The government of Vietnam has condemned China for imposing a fishing ban over its territory in the Paracel Islands, a South China Sea archipelago that China illegally claims as its own.
The Chinese Ministry of Agriculture announced a ban last week on fishing in multiple regions of the South China Sea, including the Gulf of Tonkin and the waters of Vietnam’s Paracel Islands. Between May 1 and August 16, the Chinese Coast Guard will prevent Vietnamese fishermen from exploiting the resources within Chinese sovereign territory.
The Vietnamese Foreign Ministry has condemned the move as a serious violation of the nation’s sovereignty. “Vietnam resolutely opposes and rejects the regulation issued by China,” Foreign Ministry spokesman Le Hai Binh said last week. According to the English-language regional outlet Vietnam Net, Binh added that Vietnam “has sufficient legal ground and historical evidence affirming its sovereignty over Hoang Sa (Paracel) archipelago as well as legitimate rights over its waters in line with the 1982 United Nations Convention on the Law of the Sea (UNCLOS).”
This week, Hanoi announced it would send surveillance ships to the affected area to protect its fishermen, who have come under attack by Chinese Coast Guard ships in the past.
The Chinese government claims most of the South China Sea, including the sovereign waters of Vietnam, the Philippines, Taiwan, Brunei, Malaysia, and Indonesia. The South China Sea is among the world’s most highly-trafficked trade routes and a natural resource believed to hold as many as 11 billion barrels of oil. Most recently, satellite images revealed that China was preparing military bases to install long-range missiles in South China Sea’s international waters.
The Permanent Court of Arbitration at the Hague ruled last year that China’s claims were invalid and its activities in the disputed territories illegal. The Chinese government vowed to disregard the ruling, deeming it the result of a conspiracy between Japan (which is not a claimant in the South China Sea) and the United States. Since then, China has continued to construct artificial islands and install military assets in Vietnamese and Philippine waters in the region.
China has used force against Vietnam more than any other South China Sea rival. In 2014, Chinese ships sunk a Vietnamese fishing vessel in Vietnamese waters, claiming the fishermen had “forcefully intruded into the area of a Chinese company’s oil rig and capsized” rather than being sunk. A year later, A Chinese ship rammed itself into another Vietnamese ship until it sank, leaving the entire crew floating on lifeboats in the middle of the South China Sea until Vietnamese rescue teams saved them. At the time, regional Fisheries Association head Phan Huy Hoang claimed at least twenty similar incidents in which Chinese ships attacked Vietnamese counterparts in Vietnamese waters.
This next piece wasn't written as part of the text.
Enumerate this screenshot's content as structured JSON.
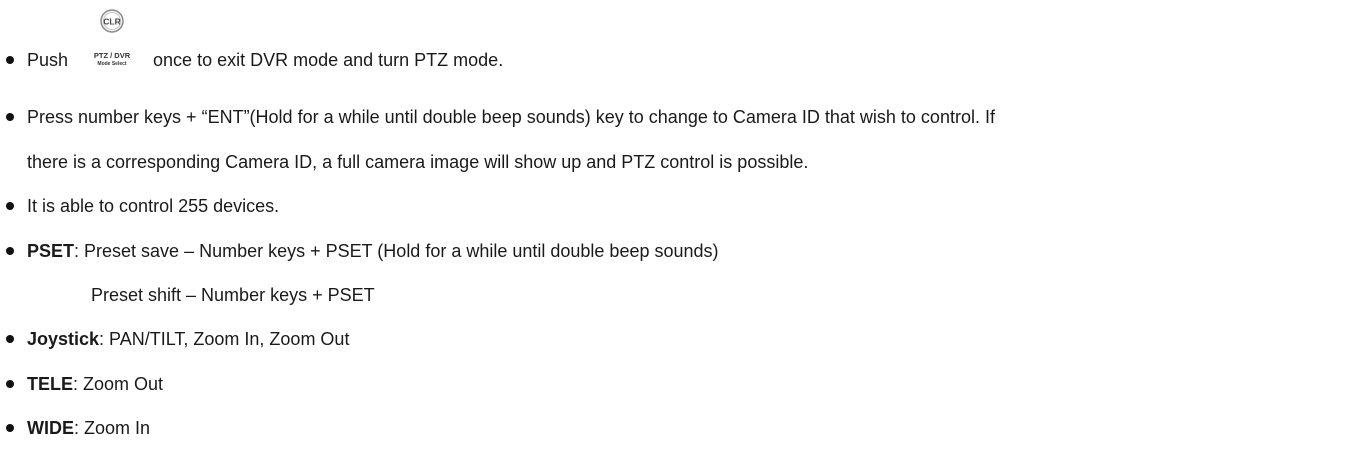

In an attempt to repair increasingly tense relations between the fellow Communist countries, Vietnamese Communist Party chief Nguyen Phu Trong visited Beijing in March 2016, meeting with President Xi Jinping. The meeting did not result in a statement on the South China Sea, with Xi instead stating, “China and Vietnam share a common destiny, so do the Communist Party of China and the Communist Party of Vietnam.” The meeting triggered widespread protests against Chinese belligerence in the South China Sea among Vietnamese citizens in Hanoi.
A month after that meeting, Vietnamese Coast Guard officials seized a Chinese ship in the Vietnamese waters of the Gulf of Tonkin, where China imposed its fishing ban this week.
China’s latest aggression has triggered reactions from other countries in the region. Taiwan — which China considers a breakaway province, not a sovereign nation — announced this week that it would increase the number of South China Sea navy patrols in its schedule, in part to protect civilian Taiwanese activities in the region. Voice of America notes that Taipei has sent a 1,000-ton coast guard frigate to the region to protect fishing operations in the region.
The United States has also announced it would increase the number of “freedom of navigation” operations in the region to protect its allies. The U.S. Navy has already begun “routine operations” in the international waters of the sea, which China claims exclusively as its own. “We are consistently opposed to relevant countries threatening and damaging the sovereignty and security of littoral countries under the flag of freedom of navigation and overflight,” Chinese Foreign Ministry spokesman Geng Shuang said of operations.